Damnit, I just drenched a softcover book, and it’s one I really want to keep in as good a condition as humanly possible. How in the heck do I salvage this thing?
An hour and a half later, and all I can offer is negative advice.
DO NOT attempt to dry the book in a microwave. I tried this once with a paperback, and it burst into flames.
If the book is saturated with water, do not try to peel it open. Lay a sheet of plastic down on a table (or use a table with a water- proof surface) and lay a few sheets of blotting paper down. If you don’t have blotting paper, you could use basket style coffee filters flattened out. Lay the book on its side and arrange a fan to blow room-temperature air gently over the book. Check and change the blotting paper frequently. When the book has dried enough so that the pages and cover can be gently separated, stand the book up on end (spine vertical) with the pages fanned out and now arrange a fan to blow gently heated air on the book. If it will not stand up by itself, you can make a support from styrofoam blocks or plastic coated wire. As soon as possible insert drying sheets - unprinted paper towel should work - starting from the back of the book put an interleaving sheet between about every 25th page. Don’t put these all the way into the fold, leave at least a 1/2 inch margin. Change these frequently, especially in the first few hours, but don’t put the fresh sheets in the same place as the ones you are taking out. You should also have the fan running, gently blowing room temperature. When the interleaving papers cease to become damp, remove the papers and fan the pages out again with the fan still blowing gently, until all the pages feel completely dry.
Your real enemy is mold… if it starts to develop and this book is really important to you, probably the best thing to do it to wrap the book in plastic, throw it in your freezer and then contact your local archives or museaum and ask to speak to a conservator about what to do next.
Gook luck!
(I Am Not A Conservator But My Wife Is)
If by any chance you don’t have a museaum near where you live, you could also try a museum.
And that was supposed to be Good Luck (Good Grief!)
It’s probably too late for this techinique, but I recall what some library did when they had some rare editions that got wet from a sprinker activating after a minor fire, was that they froze them immediately and then used some kind of freeze drying machine that extracted the water by sublimating it directly to vapor which minimized damage to the pages that would have been caused by air drying a wet page. I don’t know how you could do this without access to specialized freeze drying equipment.
moes lotion gave excellent advice. This page from the Library of Congress on emergency drying procedures says much the same thing.

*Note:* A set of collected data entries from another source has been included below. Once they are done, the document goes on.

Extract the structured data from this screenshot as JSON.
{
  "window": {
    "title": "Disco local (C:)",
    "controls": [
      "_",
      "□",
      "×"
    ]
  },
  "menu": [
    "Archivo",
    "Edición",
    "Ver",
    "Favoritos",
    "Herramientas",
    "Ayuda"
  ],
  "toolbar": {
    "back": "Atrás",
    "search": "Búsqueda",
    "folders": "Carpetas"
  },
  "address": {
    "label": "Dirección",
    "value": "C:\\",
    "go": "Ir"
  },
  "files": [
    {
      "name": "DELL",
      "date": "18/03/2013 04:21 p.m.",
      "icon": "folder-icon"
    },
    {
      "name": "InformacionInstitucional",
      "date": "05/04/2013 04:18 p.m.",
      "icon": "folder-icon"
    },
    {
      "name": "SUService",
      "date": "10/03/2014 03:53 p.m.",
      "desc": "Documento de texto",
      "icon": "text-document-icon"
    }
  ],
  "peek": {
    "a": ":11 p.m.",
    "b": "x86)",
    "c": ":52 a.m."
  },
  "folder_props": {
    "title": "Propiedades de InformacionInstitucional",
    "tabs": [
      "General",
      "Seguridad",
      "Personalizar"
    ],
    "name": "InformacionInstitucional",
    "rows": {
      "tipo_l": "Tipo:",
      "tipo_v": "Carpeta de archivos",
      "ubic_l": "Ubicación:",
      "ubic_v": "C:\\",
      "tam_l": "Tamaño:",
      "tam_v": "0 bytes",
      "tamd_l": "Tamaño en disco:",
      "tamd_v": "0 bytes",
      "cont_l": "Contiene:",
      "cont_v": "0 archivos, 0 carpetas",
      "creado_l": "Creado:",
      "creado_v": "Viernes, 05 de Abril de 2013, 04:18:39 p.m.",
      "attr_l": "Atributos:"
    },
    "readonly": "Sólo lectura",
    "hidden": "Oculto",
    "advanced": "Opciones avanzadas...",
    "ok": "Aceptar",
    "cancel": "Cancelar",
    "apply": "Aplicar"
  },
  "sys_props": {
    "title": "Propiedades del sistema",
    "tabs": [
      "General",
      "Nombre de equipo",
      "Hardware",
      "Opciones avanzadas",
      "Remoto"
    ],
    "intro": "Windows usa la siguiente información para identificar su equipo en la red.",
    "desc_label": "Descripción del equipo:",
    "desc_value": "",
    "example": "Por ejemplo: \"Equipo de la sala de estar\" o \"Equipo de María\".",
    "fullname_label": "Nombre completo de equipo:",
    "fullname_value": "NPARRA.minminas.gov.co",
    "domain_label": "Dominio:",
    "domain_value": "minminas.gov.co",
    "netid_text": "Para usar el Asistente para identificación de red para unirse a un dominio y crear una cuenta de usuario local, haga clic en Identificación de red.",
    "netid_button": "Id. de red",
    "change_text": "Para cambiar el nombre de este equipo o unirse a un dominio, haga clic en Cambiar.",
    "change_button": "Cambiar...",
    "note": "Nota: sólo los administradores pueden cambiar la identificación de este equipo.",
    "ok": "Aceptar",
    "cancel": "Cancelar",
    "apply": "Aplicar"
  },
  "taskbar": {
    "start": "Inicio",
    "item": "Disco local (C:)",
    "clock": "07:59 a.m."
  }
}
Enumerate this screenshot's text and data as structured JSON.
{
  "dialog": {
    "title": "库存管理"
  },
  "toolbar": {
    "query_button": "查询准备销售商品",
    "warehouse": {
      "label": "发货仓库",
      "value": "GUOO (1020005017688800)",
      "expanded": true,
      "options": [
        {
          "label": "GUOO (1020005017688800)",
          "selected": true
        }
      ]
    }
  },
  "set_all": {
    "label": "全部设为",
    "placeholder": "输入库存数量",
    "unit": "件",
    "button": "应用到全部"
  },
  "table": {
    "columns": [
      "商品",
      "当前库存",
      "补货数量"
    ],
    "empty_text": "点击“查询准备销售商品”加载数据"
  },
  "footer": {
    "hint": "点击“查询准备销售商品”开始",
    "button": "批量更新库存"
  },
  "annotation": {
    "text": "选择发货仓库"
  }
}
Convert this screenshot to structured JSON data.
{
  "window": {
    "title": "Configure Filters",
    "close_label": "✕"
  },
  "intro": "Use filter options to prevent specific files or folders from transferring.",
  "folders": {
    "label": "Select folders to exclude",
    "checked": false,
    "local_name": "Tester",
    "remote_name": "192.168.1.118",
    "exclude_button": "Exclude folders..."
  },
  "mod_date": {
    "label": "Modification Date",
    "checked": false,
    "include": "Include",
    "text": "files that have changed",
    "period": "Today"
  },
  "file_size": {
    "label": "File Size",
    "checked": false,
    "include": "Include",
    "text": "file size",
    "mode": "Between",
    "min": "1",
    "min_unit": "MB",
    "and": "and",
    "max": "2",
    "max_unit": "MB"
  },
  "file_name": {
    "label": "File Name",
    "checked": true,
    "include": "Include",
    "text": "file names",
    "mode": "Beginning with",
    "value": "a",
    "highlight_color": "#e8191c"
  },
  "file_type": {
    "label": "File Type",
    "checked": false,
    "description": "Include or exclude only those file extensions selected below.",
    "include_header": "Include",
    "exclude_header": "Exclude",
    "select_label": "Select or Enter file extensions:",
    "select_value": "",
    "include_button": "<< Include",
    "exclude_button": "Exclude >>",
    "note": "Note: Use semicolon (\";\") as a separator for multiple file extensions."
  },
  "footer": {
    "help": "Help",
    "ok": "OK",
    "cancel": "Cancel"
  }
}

moes lotion, I’m a conservator, too! What does your wife work with? (I work in a small museum, so I work with all types of artifacts, cleaning them, doing the paperwork, and preparing them for storage.)
Howdy Lissa… my wife works on oil paintings and decorative frames. She is now in private practice. I took my advice from a disaster preparedness manual that she wrote for the art gallery of a small Canadian university where she worked after graduating from the Queen’s University Art Conservation program.
moes lotion, in a way, I envy your wife. I wish I was a specialist in something. Right now, I’m a Jill-of-all-trades-master-of-none. I clean everything that comes into our museum, and artifacts we unearth from the storage vaults.
When it comes to paintings, the only cleaning I do to them is to go over them with a small, dry, soft paintbrush, flicking off bits of dust. On other artifacts, it sometimes requires chemicals and a lot of elbow grease. (I’ve been cleaning a set of brass lamps for six months now.)
Mostly, though, it’s conservative cleaning and packing them away in archival materials. I do no restoration work-- we’ve only had a small number of items restored; mainly we try to keep things in the condition in which they were given to us, but clean and properly store them to ensure preservation.
But being in a small museum gives me the opprotunity to do things I’d never be able to do in a larger more “professional” museum like the Smithsonian. They would never let a lowly docent clean artifacts or design and install exhibits. I’ve had wonderful opprotunities to examine the objects most people only see behind glass.
The best thing about work like your wife and I do is that we’re preserving the past and present for future generations. Our work will mean something a hundred years from now. Few people can say that.